When: 21 January 2011
Where: Nice, France
What: 2011 Volkswagen Jetta
Occasion: International first drive
Gaps. Most new cars are about gaps. Sometimes they're about gaps that carmakers think might exist, hence something like, say, the Audi A7 luxury five-door hatchback coupé limo. But sometimes it's simpler than that. It's about physical gaps between models.
The new Volkswagen Jetta is a small saloon - nothing esoteric there - but now it's swelled slightly so that it neatly plugs the gap between Golf and Passat.
In the Metal
Unlike the new Passat, for which the VW design department had an attack of the clones, the Jetta is really, properly new-looking as compared to the last version. But in turning its back on the 'Golf with a boot' thing, it has gone headfirst into another aesthetic minefield.
Volkswagen is nothing if not consistent, so the Jetta (a small saloon) looks much like the Passat (a medium saloon), which itself looks quite like the Phaeton (a big saloon). The new VW Jetta is a crisp design though, and while its interior is reminiscent of the Golf's, it's no longer a carbon copy. No prizes for guessing that it's intuitively arranged and generally meticulously finished, though the hard plastic of the door trim does disappoint - you don't find that in the Golf. The instrument panel points towards the driver, which lends a welcome whiff of sportiness.
What you get for your Money
When the Jetta goes on sale in May it will be priced very closely to the VW Golf. The range will start at around €22,000 for the 122hp 1.4-litre TSI in Trendline spec.
For that you get a cabin slightly longer, so perfectly big enough for four grown-ups, but with a boot whose capacity is a full 160 litres bigger, at 510. Equipment levels are Trendline, Comfortline and Highline and there are four engines: 1.4-litre TSI with 122- or 160hp, a 1.6-litre TDI with 105hp, and a 140hp 2.0-litre TDI. All cars get six airbags and air conditioning and you can have a DSG dual-clutch automatic if you want.
It's quite like a VW Golf, which is to say it chamfers the edges of all that can be harsh about driving a smallish car: the steering is accurate but light; the ride pillow-like yet always giving some feedback from the road surface; the engine hushed unless asked to toil; tyre, wind and mechanical noise mostly suppressed.
It's a car that, like the Golf - and even more so like the Passat - demands very little attention simply because it so competently goes about its business. Our sole test car had the 140hp 2.0-litre TDI diesel engine with a six-speed manual, which pulls hard from 1,500rpm, adding to the Jetta's general sense of unflappability and comfort; as with much of the middling stuff in VW's product line-up, the only unnerving sensation drivers might develop is a sense of mild underlying ennui.

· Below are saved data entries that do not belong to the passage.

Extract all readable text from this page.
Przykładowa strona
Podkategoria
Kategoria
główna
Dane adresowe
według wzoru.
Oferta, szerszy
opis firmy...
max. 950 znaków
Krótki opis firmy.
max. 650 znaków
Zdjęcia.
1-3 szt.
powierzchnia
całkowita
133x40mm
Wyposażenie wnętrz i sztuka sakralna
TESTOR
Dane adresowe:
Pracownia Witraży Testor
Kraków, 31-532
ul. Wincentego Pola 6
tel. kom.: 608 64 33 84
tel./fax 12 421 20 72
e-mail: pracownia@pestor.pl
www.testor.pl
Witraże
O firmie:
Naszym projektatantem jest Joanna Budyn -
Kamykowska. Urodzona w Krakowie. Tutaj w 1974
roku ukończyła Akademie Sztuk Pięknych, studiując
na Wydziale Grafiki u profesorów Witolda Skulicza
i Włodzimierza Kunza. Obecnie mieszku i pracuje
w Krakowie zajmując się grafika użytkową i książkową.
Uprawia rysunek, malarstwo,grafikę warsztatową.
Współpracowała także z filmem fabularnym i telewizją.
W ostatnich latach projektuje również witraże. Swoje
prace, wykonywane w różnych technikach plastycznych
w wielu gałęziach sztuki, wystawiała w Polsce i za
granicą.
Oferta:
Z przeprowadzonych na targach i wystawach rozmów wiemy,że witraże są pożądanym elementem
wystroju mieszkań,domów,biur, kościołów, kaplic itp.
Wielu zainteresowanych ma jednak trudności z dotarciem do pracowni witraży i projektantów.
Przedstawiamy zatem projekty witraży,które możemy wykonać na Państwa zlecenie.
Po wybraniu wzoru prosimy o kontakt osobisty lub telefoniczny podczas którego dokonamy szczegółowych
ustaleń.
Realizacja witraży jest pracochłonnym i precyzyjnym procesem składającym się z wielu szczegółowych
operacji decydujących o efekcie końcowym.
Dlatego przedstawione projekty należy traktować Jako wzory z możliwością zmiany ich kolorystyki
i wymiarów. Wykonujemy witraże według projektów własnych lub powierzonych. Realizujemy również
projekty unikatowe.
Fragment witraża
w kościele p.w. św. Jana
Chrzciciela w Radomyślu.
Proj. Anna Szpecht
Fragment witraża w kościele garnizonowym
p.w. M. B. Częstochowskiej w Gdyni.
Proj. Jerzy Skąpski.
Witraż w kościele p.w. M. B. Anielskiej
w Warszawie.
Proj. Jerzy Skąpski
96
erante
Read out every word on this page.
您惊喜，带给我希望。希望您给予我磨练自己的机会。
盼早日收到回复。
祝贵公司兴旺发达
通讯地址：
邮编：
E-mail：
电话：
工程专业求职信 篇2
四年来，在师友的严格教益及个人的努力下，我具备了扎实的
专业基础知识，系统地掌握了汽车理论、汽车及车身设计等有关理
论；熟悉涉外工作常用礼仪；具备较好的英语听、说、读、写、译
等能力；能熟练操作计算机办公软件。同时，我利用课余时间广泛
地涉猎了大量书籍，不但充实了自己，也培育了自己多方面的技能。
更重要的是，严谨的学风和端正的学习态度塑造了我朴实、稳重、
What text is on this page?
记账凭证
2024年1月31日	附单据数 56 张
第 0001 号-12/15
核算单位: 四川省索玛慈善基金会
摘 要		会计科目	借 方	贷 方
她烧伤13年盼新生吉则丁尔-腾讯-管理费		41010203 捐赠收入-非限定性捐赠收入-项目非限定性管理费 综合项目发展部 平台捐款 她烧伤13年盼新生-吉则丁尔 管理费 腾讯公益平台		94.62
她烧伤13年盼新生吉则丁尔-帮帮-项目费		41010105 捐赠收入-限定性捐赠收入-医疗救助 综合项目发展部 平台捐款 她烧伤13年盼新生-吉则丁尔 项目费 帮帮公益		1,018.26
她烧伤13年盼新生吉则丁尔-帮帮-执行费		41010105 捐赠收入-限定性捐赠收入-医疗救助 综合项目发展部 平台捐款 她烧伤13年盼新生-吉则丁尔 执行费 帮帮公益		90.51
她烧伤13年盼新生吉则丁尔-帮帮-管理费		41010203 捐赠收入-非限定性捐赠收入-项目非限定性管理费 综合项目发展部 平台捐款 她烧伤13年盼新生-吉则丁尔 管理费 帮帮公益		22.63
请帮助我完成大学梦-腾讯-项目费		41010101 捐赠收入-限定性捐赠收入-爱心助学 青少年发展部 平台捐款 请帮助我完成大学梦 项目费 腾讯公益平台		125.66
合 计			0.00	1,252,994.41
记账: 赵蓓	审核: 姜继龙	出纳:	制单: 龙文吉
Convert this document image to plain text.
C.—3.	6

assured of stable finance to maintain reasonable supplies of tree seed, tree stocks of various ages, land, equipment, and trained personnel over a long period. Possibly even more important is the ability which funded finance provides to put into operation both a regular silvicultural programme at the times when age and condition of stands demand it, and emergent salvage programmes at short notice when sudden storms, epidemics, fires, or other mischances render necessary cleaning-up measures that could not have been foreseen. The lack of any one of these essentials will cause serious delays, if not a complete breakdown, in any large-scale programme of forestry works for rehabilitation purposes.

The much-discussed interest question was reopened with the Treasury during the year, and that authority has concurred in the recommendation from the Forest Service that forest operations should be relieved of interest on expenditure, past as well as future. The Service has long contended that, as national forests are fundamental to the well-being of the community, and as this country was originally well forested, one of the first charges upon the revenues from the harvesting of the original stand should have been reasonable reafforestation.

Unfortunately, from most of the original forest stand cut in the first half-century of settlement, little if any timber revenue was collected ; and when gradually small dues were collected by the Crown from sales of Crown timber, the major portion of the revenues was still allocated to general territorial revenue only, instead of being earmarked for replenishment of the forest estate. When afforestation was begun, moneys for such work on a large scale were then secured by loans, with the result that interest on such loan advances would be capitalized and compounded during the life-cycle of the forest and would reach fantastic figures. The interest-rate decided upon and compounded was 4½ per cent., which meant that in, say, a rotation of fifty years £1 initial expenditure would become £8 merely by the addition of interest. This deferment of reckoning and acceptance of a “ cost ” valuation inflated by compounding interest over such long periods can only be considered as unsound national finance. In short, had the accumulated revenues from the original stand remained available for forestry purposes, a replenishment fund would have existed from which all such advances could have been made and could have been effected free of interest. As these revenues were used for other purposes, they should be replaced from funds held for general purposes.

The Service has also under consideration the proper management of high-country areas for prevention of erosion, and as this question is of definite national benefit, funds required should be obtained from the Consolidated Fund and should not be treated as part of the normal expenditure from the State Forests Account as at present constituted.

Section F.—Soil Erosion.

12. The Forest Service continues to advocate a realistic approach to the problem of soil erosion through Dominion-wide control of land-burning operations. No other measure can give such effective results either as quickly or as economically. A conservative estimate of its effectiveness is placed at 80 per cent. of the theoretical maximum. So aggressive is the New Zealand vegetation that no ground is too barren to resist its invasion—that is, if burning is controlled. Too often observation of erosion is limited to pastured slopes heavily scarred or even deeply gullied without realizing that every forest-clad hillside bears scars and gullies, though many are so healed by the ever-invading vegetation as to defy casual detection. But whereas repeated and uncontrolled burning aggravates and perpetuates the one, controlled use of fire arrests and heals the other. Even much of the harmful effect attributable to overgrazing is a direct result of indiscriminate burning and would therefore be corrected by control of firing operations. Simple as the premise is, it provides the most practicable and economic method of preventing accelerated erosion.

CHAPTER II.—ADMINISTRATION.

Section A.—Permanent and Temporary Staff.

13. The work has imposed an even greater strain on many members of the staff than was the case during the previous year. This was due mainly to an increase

You may remember that the VW Jetta was launched in New York back in June 2010, accommodated by Katy Perry. So why the long lead? Well, while our Jetta looks the same as America's, it has been significantly revised. Most US versions have torsion beam rear suspension, while all ours have a more complex multi-link setup with revised settings, a wider track and different steering.
And it's really a case of the rat getting the cream, because as a percentage, Americans buy twice as many small and medium cars with four doors than we do in Europe, yet we get the most sophisticated version. Lucky us.
Whether Volkswagen's decision to clearly separate Golf from Jetta really makes much difference is questionable; the car is still, in essence, a Golf-sized four-door. And across five generations it's already shifted nearly ten million of them.
But actually, we suspect it will make a difference: this could very well become the cut price Passat that the last car could never be, such was its association with its five-door progenitor. Golf pricing with Passat evocation... that should work - especially in four-door saloon loving Ireland.